Driving, everyone agrees, is getting harder. “We need to hand out reflector tape to homeless camps,” says diner manager Judy King, 59, who’s somehow juggling the phone, bar orders and the register without missing a beat. “They’re all wearing black—you can’t see them. I almost hit them all the time.”

Instead, the Portland Bureau of Transportation is implementing traffic calming measures. The neighborhood has new roundabouts. (“No one knows how to use them,” King says.) There are also dividers down the middle of 122nd Avenue.

“It’s ridiculous. You can’t turn left. Now you detour past a grade school,” King says. “Are they high?”

Who’s she favoring for City Council? One of her regular customers is a candidate, although she doesn’t reveal who. “I haven’t decided yet,” she says.

It’s not just King who thinks city leaders have lost the plot. This summer, when WW spoke to voters in this easternmost district, they described a bone-deep dissatisfaction with nearly every service provided by City Hall (“What East Portland Wants,” July 17). The sense that Portland has abandoned these neighborhoods is reflected in the district’s survey responses—and in this restaurant.

Sunny Burton, 21, has been coming to the Breakfast House at least “since Barack showed up” in 2012. (There’s a plaque honoring the table where former President Obama sat.) Burton didn’t meet him but he remembers hearing the helicopter fly over.

Burton is a graduate of David Douglas High School and now an electrician in training.
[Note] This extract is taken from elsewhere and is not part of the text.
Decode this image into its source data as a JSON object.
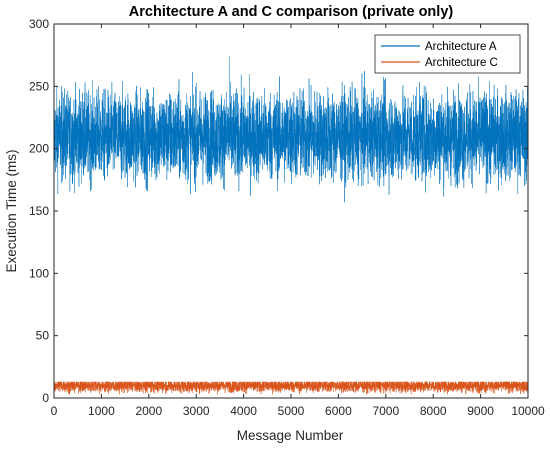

He’s helping to build the houses every politician says need to be built. So why, he wonders, is getting permits such a pain? Permits for new houses run north of $10,000.
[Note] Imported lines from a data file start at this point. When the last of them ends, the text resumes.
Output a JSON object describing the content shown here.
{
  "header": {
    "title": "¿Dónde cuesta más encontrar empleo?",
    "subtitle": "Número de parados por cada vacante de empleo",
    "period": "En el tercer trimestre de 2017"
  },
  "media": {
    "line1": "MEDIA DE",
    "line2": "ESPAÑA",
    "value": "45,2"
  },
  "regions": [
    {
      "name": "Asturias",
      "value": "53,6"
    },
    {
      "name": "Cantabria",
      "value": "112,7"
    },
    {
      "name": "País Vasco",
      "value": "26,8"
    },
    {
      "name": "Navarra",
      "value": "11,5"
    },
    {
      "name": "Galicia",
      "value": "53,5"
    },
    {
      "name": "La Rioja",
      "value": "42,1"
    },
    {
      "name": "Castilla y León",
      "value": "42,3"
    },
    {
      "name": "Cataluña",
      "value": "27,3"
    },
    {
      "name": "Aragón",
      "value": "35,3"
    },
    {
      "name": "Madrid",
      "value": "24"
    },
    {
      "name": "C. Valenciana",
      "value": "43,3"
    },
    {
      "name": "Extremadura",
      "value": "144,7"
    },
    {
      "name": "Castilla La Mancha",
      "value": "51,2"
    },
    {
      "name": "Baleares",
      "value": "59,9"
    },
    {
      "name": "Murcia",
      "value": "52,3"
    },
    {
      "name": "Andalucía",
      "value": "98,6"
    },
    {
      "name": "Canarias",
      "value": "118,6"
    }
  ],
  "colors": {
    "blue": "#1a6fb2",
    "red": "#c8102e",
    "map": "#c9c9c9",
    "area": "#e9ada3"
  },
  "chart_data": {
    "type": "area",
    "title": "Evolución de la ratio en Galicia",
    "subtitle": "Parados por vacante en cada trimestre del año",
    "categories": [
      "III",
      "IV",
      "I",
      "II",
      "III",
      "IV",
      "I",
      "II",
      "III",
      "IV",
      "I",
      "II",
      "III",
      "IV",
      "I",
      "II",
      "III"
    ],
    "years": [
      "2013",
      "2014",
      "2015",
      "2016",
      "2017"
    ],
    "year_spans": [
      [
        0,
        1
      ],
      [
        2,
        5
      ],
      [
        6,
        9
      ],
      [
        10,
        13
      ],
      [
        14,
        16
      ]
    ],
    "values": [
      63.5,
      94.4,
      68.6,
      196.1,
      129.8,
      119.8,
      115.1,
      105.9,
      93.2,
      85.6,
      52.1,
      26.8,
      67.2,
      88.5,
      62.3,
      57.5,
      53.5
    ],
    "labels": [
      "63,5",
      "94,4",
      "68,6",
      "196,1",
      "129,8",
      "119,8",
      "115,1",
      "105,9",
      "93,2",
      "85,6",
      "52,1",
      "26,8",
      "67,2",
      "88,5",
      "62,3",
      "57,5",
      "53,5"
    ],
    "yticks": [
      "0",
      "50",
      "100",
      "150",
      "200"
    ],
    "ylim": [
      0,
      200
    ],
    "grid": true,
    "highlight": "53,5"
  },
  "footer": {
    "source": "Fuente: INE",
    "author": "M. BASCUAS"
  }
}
“It doesn’t seem like it should cost so much,” he says. Inspectors don’t even bring their own ladders, he adds.

For others, the frustration has curdled into something more unruly. Nick Zarandi, 34, a housepainter who frequents the diner despite living outside the district, is sitting at the end of the counter, wearing sneakers and a black T-shirt with a picture of Kim Jong Un throwing up a Bloods gang sign. Zarandi moved to Portland from Idaho because the pay was better. Then prices went through the roof. “I miss gas being $1.35,” he says.

Talk turns to voter fraud, which Zarandi believes is rampant. “I found out I can vote twice,” he claims.

King, somehow still listening, cuts in. “You plan on breaking the law?” she says. “Don’t mess up the election. Don’t do it just because you can.” LUCAS MANFIELD.